15. Il ressort des termes de la décision attaquée que le préfet de la Gironde a visé les articles L. 612-8 et L. 612-10 du code de l’entrée et du séjour des étrangers et du droit d’asile. Il a également pris en considération les éléments relatifs à la situation personnelle de la requérante, notamment la circonstance qu’elle n’a pas exécuté deux précédentes mesures d’éloignement, que sa fille et son père résident en Géorgie où elle a elle-même vécu jusqu’à l’âge de trente-quatre ans, et qu’elle ne justifie pas de la nature et de l’ancienneté de ses liens en France. La décision attaquée comporte ainsi les considérations de droit et de fait qui la fondent. Par suite, le moyen tiré de son insuffisante motivation doit être écarté.

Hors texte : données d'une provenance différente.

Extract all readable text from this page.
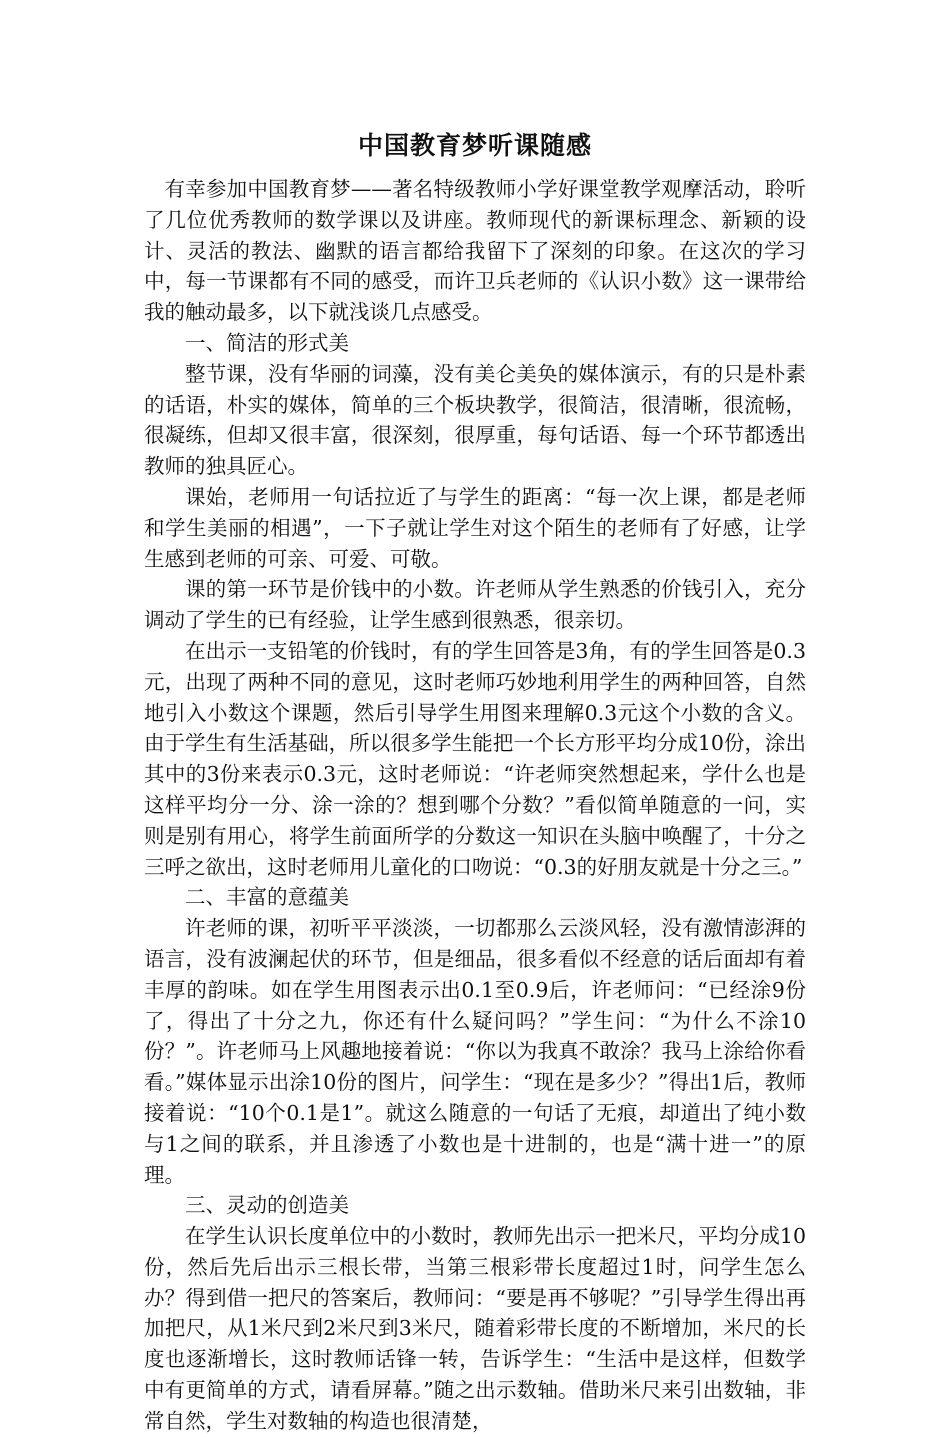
中国教育梦听课随感

有幸参加中国教育梦——著名特级教师小学好课堂教学观摩活动，聆听了几位优秀教师的数学课以及讲座。教师现代的新课标理念、新颖的设计、灵活的教法、幽默的语言都给我留下了深刻的印象。在这次的学习中，每一节课都有不同的感受，而许卫兵老师的《认识小数》这一课带给我的触动最多，以下就浅谈几点感受。

一、简洁的形式美

整节课，没有华丽的词藻，没有美仑美奂的媒体演示，有的只是朴素的话语，朴实的媒体，简单的三个板块教学，很简洁，很清晰，很流畅，很凝练，但却又很丰富，很深刻，很厚重，每句话语、每一个环节都透出教师的独具匠心。

课始，老师用一句话拉近了与学生的距离：“每一次上课，都是老师和学生美丽的相遇”，一下子就让学生对这个陌生的老师有了好感，让学生感到老师的可亲、可爱、可敬。

课的第一环节是价钱中的小数。许老师从学生熟悉的价钱引入，充分调动了学生的已有经验，让学生感到很熟悉，很亲切。

在出示一支铅笔的价钱时，有的学生回答是3角，有的学生回答是0.3元，出现了两种不同的意见，这时老师巧妙地利用学生的两种回答，自然地引入小数这个课题，然后引导学生用图来理解0.3元这个小数的含义。由于学生有生活基础，所以很多学生能把一个长方形平均分成10份，涂出其中的3份来表示0.3元，这时老师说：“许老师突然想起来，学什么也是这样平均分一分、涂一涂的？想到哪个分数？”看似简单随意的一问，实则是别有用心，将学生前面所学的分数这一知识在头脑中唤醒了，十分之三呼之欲出，这时老师用儿童化的口吻说：“0.3的好朋友就是十分之三。”

二、丰富的意蕴美

许老师的课，初听平平淡淡，一切都那么云淡风轻，没有激情澎湃的语言，没有波澜起伏的环节，但是细品，很多看似不经意的话后面却有着丰厚的韵味。如在学生用图表示出0.1至0.9后，许老师问：“已经涂9份了，得出了十分之九，你还有什么疑问吗？”学生问：“为什么不涂10份？”。许老师马上风趣地接着说：“你以为我真不敢涂？我马上涂给你看看。”媒体显示出涂10份的图片，问学生：“现在是多少？”得出1后，教师接着说：“10个0.1是1”。就这么随意的一句话了无痕，却道出了纯小数与1之间的联系，并且渗透了小数也是十进制的，也是“满十进一”的原理。

三、灵动的创造美

在学生认识长度单位中的小数时，教师先出示一把米尺，平均分成10份，然后先后出示三根长带，当第三根彩带长度超过1时，问学生怎么办？得到借一把尺的答案后，教师问：“要是再不够呢？”引导学生得出再加把尺，从1米尺到2米尺到3米尺，随着彩带长度的不断增加，米尺的长度也逐渐增长，这时教师话锋一转，告诉学生：“生活中是这样，但数学中有更简单的方式，请看屏幕。”随之出示数轴。借助米尺来引出数轴，非常自然，学生对数轴的构造也很清楚，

16. Il résulte de ce qui a été dit précédemment que le préfet de la Gironde a procédé à un examen suffisant de la situation de la requérante et n’a pas commis d’erreur d’appréciation en décidant de lui interdire de retourner en France et en fixant la durée de cette mesure à deux ans, alors même qu’elle ne représente pas une menace pour l’ordre public.
17. Il résulte de tout ce qui précède que Mme D n’est pas fondée à demander l’annulation de l’arrêté du 12 avril 2024.
Sur les autres conclusions de la requête :
18. Dès lors que le présent jugement rejette les conclusions à fin d’annulation présentées par Mme D, ses conclusions relatives aux frais de l’instance ne peuvent qu’être également rejetées.
D E C I D E :
Article 1er : La requête de Mme D est rejetée.
Article 2 : Le présent jugement sera notifié à Mme B D et au préfet de la Gironde.
Délibéré après l’audience du 10 décembre 2024, à laquelle siégeaient :
Mme Chauvin, présidente,
Mme Ballanger première conseillère,
Mme Lorrain Mabillon, conseillère.
Rendu public par mise à disposition au greffe le 7 janvier 2025.
La première assesseure,
M. BALLANGERLa présidente,
A. CHAUVIN
La greffière,
C. JANIN
La République mande et ordonne au préfet de la Gironde en ce qui le concerne ou à tous commissaires de justice à ce requis en ce qui concerne les voies de droit commun contre les parties privées, de pourvoir à l’exécution de la présente décision.